Your method, the Audette ladder, or OCW method are considered dated as the sample sizes can be too small.
Either way, the desire to be right and therefore develop a following is too prevalent. The way I read things, the velocity crowd seems to feel that barrels do not have accuracy nodes, so OBT, OCW, and AL tests are really not a thing.
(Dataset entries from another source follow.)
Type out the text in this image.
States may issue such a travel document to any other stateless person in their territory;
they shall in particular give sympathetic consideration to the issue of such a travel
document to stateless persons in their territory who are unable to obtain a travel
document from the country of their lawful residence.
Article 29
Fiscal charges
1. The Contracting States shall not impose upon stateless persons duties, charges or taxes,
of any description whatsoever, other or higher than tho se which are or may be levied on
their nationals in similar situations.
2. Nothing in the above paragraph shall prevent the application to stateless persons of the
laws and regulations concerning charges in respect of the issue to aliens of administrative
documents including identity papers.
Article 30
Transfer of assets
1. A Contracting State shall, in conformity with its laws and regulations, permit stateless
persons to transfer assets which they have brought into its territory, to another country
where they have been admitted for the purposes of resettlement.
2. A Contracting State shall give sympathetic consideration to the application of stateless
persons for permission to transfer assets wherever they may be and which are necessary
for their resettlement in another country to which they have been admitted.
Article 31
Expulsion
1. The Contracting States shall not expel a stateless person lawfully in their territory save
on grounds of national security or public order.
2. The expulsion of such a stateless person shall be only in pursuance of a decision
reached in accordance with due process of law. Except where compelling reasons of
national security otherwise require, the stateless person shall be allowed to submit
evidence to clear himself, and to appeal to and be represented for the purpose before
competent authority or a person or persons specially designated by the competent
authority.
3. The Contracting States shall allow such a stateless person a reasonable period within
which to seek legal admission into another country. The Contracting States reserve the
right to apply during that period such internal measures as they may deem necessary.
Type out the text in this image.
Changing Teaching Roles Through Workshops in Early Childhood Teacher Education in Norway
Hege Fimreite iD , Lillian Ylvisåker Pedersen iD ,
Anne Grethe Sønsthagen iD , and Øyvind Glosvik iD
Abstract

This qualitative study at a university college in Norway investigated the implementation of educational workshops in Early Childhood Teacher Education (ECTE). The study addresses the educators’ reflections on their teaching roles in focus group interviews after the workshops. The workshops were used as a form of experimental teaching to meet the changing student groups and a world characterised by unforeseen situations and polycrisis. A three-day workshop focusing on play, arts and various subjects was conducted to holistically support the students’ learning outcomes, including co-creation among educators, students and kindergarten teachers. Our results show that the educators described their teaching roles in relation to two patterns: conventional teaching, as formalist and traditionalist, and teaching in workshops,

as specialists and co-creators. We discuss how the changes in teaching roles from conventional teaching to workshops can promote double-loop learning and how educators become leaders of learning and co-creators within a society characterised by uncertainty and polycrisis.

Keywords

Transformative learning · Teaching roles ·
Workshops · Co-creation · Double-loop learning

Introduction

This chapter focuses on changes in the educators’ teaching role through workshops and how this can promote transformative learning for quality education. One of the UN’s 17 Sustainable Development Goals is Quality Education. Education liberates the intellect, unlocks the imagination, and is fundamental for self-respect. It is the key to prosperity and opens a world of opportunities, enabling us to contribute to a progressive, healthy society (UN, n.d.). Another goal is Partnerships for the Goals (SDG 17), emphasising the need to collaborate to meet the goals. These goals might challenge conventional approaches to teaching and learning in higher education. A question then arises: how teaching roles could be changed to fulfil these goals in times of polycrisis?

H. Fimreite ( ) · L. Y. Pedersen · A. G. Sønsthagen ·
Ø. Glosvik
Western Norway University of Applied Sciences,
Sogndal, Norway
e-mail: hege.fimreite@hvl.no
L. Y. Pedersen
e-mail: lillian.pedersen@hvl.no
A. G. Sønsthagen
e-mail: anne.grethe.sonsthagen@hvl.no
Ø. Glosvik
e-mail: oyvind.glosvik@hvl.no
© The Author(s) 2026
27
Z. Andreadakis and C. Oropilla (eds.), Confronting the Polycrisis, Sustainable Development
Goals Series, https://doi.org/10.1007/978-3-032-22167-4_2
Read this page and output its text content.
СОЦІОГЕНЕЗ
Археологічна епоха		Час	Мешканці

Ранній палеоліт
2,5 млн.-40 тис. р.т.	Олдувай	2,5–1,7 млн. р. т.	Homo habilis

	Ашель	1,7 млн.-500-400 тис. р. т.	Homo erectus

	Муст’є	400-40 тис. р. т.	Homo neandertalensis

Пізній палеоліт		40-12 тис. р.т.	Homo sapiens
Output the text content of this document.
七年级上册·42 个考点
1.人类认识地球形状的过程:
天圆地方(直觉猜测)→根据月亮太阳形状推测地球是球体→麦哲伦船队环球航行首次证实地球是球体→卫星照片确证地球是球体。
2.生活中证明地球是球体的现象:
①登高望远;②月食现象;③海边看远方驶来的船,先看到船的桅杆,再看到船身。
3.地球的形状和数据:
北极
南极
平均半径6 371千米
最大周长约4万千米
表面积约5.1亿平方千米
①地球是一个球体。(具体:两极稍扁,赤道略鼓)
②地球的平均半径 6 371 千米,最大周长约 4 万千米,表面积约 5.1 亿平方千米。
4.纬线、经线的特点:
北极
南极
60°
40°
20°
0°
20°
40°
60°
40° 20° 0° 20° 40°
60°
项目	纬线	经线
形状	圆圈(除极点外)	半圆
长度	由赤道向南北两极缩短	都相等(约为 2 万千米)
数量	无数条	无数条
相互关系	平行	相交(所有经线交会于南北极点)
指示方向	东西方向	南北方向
So no longer can numbers shrink in accordance with group size.
I myself think the Satterlee method was taken way too far out of context, and variations of it sprouted. BUT, it works for a fair share of people.
Thing is, the division between the 2 methods, but I honestly feel if one guy actually makes a strictly chronograph based load that shoots extremely well, and you took his rifle and made your load with it, chances are your load and his would be close to identical. Different paths were taken to get there is all.
I'll go out on a limb and bet you are not wrong. I would also bet if I sent you my rifle, bullets, powder, brass and primers and asked you to use them to develop a load you would end up so close to my load it would be scary. All this ain't nearly as hard as lots of folks think. It gets weird sometimes when you can't get a bullet to shoot and try and force it. Sometimes it is just easier to fish than to cut bait.
 
I'm not going to get into it with Brian but I will with you. 100 yds is just too close to see meaningful differences. We have a 100 yd indoor range. Every rifle I have will duplicate the groups shot there at 300 outside. No idea if it is lighting, their tables, or whatever, but it is pretty consistent. I am not referring to the boattaild going to sleep. Never believed that. I am referring to today's rifles are too accurate to be able to judge loads that close. We don't test enough rounds to have meaningful statistics between loads anyway. Short range only enhances the issue. The more accurate the rifle the worse it is. I believe this is where a lot of the shoots good at 100 but falls apart at 400 comes from.
I get mine on point at 100 yards outside.Not a 100 yard range near me anyway.But after the 100 yard zero I go straight to 600 yards. There are guns and reasons some shoot well at 100 yards but not worth a dang at 600 yards and farther.I just dont see any reason in putting so many down range at 100 if Im not going to shoot that short.Ladder Test,Node..maybe tune it if I want.I rarely shoot shorter than 600 yards anyway.No fun in it for me.LOL
 
I've been following this thread closely as I'm having a similar problem. One day my load will shoot .5 moa and the next it shoots 1.1 moa. Tried every loading tweak I could think of with the same results, looks great and then falls apart. But, the ES is always good. I finally concluded the problem had to be a bedding issue. It appears it was. Factory bedding had epoxy in the rear pillar and the rear action screw was threaded through it. Also, some bedding material oozed forward of the recoil lug and was against the barrel. Removed the epoxy in both areas and shot two different loads this morning (different bullets and powder charges). Both loads (3 shot groups) went just under and over .5 moa. I wasted a lot of components trying to tune a load when the problem was the rifle. I'll confirm consistency and then start shooting at distance.